先祖の遺徳

 とあるご縁から、大宮駅から車で30分くらいの斎場でのお葬儀を引き受けた(このところ、こういった依頼が増えて来たのは、歳の所為か‥?)

 冷たい小雨の降る中、一時間に一本のバスに乗り、降りてからもけっこう歩いたので、帰りはタクシーを呼んだ。

 特に公営の斎場では、備品が揃っていないことが多いので、チベット僧が使うシンバルのような妙鉢(ミョウハツ)や、簡易の木魚、お輪も用意し、冬の衣体(エタイ)も入れると、夏に比べてけっこうな重量がある。印度でも使われた妙鉢は、葬列の先頭が四辻に差し掛かるたびに道を間違えないように鳴らすように、引導を渡すときには欠かせない鳴り物なのだ。 
 お勤めを終えると、待っていてくださったのは、人の良さそうな初老の運転手さんだった。見るからに、「まんが日本むかばなし」にでも出て来るかのような、絵に描いたような優しそうなお爺さんだった。
  この辺りは、その昔はまったく何もなく、月のない夜などは本当に真っ暗で、幽霊さえも怖がって出ない場所だということだった。代々お百姓さんで、古い家はとても大きい曲がり屋で、醤油や味噌専用の建物があったというから、庄屋だったのだろうか?奉公人も五六人いたと云う話だった。
 ずいぶん歴史のある家屋だったので、大宮市から 重要文化財指定の話もあったらしいが、文化財指定を受けると補助金が出るわけでもなく、補修などの制限も大きくかえってたいへんなので、その話が現実化する前に建て替えたということだった。そういえば、私の実家の寺の観音像に関しても同様の話があったのを思い出した。

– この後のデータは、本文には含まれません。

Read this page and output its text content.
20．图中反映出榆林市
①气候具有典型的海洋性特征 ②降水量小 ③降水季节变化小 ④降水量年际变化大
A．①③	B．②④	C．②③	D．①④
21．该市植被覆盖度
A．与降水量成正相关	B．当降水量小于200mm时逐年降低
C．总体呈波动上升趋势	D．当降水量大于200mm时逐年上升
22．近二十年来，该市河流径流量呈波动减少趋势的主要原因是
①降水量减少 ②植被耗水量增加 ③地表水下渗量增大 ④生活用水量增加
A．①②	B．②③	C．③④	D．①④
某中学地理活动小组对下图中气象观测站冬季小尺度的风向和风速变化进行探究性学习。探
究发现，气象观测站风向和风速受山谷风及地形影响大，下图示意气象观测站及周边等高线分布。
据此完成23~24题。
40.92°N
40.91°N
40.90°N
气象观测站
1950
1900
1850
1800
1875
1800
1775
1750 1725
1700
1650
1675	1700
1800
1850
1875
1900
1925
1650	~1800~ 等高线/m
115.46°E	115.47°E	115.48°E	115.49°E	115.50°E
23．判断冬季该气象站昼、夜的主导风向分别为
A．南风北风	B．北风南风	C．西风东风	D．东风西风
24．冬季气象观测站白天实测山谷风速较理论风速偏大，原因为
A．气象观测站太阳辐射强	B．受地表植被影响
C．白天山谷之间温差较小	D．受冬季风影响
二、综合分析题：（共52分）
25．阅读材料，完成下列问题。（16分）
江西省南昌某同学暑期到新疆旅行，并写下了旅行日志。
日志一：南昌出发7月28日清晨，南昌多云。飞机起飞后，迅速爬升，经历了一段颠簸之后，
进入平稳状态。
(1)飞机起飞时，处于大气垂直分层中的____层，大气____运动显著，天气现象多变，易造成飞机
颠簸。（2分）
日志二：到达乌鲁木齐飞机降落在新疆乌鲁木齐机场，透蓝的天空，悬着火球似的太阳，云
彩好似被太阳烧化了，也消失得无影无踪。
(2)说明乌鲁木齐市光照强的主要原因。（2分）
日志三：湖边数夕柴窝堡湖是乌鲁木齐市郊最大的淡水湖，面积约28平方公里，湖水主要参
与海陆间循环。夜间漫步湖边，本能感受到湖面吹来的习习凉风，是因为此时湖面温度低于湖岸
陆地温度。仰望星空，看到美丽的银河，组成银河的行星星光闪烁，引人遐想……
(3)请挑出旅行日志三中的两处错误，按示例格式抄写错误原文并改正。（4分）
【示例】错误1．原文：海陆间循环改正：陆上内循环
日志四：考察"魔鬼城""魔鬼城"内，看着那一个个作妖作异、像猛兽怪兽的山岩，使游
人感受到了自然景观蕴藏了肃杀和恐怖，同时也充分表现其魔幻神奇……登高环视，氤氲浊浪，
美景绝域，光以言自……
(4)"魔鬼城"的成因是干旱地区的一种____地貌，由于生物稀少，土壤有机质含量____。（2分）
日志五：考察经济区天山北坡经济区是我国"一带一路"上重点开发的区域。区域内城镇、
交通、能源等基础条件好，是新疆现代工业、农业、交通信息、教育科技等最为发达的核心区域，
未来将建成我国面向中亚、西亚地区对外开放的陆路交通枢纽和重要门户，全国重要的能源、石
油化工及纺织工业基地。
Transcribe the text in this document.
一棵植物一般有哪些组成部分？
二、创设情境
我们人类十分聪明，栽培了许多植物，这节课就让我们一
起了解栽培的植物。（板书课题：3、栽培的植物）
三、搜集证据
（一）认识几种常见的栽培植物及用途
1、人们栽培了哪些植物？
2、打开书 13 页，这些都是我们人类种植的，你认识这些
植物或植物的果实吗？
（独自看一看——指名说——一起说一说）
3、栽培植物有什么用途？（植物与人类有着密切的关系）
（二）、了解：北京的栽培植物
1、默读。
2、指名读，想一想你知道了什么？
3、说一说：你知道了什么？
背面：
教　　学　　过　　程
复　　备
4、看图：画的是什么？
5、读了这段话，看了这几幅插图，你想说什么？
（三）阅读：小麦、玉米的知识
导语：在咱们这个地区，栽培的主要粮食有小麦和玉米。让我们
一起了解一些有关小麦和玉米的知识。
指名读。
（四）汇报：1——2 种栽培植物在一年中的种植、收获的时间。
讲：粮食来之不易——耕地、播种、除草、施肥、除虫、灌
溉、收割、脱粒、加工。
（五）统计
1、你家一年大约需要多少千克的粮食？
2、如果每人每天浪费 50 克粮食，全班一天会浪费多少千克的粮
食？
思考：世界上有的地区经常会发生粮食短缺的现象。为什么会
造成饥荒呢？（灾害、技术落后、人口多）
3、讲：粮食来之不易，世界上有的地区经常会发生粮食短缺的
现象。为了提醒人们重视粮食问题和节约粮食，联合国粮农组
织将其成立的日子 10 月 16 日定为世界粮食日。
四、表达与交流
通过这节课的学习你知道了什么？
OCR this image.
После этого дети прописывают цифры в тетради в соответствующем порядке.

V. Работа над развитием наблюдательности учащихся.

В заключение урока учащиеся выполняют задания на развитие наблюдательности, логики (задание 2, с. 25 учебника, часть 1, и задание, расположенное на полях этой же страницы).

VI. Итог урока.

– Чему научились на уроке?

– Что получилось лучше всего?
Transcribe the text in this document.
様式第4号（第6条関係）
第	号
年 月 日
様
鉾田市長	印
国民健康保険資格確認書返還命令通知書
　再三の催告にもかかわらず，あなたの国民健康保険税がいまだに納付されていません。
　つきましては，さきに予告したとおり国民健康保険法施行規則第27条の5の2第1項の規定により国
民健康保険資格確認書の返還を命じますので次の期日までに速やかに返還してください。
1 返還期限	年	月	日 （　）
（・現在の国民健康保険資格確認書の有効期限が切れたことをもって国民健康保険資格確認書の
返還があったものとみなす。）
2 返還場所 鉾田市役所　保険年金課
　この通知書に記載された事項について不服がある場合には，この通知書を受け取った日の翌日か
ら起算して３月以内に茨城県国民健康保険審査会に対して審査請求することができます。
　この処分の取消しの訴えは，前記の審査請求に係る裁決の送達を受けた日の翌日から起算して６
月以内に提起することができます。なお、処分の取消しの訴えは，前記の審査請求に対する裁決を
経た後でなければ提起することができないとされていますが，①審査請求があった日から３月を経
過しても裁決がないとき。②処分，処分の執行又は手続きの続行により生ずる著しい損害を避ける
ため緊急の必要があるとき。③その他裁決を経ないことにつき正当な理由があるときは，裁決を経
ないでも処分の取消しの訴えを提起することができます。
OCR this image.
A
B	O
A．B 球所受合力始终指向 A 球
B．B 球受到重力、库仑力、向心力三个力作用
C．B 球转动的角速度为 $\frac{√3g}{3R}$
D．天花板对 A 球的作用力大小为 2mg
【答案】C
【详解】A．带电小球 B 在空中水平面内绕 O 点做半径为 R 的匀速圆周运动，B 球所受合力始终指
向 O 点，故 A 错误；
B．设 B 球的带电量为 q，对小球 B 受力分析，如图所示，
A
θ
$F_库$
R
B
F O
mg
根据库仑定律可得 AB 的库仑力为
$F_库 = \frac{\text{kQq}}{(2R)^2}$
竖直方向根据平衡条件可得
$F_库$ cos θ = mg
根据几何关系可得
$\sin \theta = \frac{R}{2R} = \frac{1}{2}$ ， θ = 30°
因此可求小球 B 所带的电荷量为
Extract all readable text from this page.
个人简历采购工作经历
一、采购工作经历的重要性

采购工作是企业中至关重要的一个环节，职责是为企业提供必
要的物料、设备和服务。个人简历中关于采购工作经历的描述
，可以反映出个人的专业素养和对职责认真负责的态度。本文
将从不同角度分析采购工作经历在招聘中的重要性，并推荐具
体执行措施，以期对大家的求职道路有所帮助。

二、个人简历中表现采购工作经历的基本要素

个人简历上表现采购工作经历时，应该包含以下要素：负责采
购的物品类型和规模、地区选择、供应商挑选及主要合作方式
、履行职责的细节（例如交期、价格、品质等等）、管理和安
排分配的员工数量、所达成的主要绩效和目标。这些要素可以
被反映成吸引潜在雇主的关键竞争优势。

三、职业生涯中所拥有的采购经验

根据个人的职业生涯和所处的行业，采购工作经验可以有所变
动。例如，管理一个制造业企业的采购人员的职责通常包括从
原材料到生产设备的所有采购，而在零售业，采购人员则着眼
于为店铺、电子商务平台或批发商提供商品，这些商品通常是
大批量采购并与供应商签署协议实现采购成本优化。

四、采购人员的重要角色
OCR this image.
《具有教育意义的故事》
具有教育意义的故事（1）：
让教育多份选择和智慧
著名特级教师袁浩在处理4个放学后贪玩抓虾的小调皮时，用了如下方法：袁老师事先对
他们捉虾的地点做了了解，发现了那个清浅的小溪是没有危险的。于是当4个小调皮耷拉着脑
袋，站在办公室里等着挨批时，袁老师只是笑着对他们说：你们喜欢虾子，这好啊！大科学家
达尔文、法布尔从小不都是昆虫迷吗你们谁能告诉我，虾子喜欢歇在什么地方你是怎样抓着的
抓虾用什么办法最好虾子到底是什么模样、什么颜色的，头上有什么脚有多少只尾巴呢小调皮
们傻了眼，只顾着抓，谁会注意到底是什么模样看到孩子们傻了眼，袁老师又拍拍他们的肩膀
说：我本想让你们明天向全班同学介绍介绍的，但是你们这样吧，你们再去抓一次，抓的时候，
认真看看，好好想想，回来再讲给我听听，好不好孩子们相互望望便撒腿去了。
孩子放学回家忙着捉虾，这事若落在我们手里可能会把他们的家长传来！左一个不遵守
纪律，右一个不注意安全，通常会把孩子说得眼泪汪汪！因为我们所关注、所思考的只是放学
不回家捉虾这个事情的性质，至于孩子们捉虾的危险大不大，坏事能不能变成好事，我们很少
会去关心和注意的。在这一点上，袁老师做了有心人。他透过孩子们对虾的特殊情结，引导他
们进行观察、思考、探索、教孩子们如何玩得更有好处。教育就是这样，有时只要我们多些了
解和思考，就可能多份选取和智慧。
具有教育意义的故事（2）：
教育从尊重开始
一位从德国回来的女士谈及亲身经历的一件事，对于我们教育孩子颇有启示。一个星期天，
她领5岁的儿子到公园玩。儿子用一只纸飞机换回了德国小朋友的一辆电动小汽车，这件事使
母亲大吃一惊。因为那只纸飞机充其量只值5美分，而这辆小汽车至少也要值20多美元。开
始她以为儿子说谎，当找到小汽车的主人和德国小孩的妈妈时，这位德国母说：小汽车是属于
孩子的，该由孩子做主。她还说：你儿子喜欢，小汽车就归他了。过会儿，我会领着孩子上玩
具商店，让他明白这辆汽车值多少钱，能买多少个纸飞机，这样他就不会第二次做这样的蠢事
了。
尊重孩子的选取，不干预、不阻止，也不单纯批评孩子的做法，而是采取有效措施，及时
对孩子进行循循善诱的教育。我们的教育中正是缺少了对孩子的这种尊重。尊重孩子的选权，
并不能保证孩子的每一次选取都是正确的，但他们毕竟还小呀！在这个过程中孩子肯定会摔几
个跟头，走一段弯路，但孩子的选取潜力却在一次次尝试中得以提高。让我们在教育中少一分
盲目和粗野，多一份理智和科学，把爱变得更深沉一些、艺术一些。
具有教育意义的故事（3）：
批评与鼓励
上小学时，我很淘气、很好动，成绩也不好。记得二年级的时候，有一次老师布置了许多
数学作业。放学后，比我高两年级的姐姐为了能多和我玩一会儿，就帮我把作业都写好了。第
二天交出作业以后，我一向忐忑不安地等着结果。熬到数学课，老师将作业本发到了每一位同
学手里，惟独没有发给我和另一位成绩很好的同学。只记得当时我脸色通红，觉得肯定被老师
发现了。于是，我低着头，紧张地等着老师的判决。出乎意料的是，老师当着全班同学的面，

 旦那寺のことや墓の供養などの話をするうちに、「そういえば‥」とまんが日本むかしばなしのお爺さんは話を続けた。

 以前 、近所に身寄りない人がいて、亡くなった時に先々代が自分の墓所にその人を葬むり、墓参りの時には必ずその他人様の墓石にも参っていたという話だった。 ほとんどの場合、自分のことだけ、あるいは自分の家のことだけでも手一杯なものであるのに、人様のお葬儀や埋葬までお世話できるというのは、とても高い徳積みとなるに違いない。


 そのご先祖の遺徳が、このお爺さんを護っているんだと、そんな想いがした。